Un panel translúcido apareció frente a ella.

[Nivel: 21 → 23]
[PS: Completo]
[PM: 63%]
—He eliminado a demasiados —dijo, sus ojos rojos brillantes mirando sin expresión la puerta masiva.

—Pero de alguna manera, cuanto más avanzo…

más ligero se siente.

Pasaron varios minutos.

Sin movimiento.

Ninguna otra respiración en ese espacio más que la de Sylvia.

El tenue olor a muerte aún se aferraba a ella como un manto invisible pero aquí, no se sentía aterrador.

Se sentía…

calmante.

Sylvia cerró los ojos por un momento.

No para dormir o para olvidar.

Sino para sentir cómo el peso en su mente lentamente se aligeraba.

Un débil sonido de cadenas traqueteando vino desde dentro de la sala del jefe como un aliento contenido durante mucho tiempo finalmente exhalado.
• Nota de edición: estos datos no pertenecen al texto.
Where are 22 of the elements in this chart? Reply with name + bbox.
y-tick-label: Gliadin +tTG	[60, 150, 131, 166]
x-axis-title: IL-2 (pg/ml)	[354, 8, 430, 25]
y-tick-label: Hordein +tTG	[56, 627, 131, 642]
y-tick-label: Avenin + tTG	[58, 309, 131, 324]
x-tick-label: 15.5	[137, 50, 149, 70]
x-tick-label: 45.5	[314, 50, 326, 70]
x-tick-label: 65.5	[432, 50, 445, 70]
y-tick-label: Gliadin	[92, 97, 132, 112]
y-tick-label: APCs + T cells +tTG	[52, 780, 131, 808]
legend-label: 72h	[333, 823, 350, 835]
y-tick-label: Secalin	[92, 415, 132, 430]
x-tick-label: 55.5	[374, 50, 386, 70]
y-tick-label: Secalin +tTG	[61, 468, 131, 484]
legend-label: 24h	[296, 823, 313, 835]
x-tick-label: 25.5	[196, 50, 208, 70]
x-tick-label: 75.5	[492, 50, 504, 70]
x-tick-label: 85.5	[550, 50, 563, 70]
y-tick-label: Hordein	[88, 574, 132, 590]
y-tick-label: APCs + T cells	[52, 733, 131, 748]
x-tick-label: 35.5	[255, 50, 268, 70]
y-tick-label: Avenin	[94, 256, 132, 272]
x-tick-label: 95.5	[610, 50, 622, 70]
Sylvia abrió los ojos de nuevo.

Calmados y Afilados.

—Muy bien —dijo mientras se levantaba lentamente, arreglando con calma su vestido.

—Es hora de conocer al anfitrión del piso sesenta.

Levantó su mano.

Un aura oscura comenzó a reunirse en su palma, formando patrones de hechizos en capas.

Cadenas finas comenzaron a deslizarse alrededor de su cuerpo, temblando suavemente como criaturas vivas ansiosas por bailar en batalla.

Con un paso firme, Sylvia avanzó.

Directamente hacia la puerta, que se abrió lentamente por sí sola, invitando a la Reina Zombi al siguiente campo de batalla.

Naturalmente detrás de ella, los cientos de zombis del piso 59 la siguieron sin decir palabra.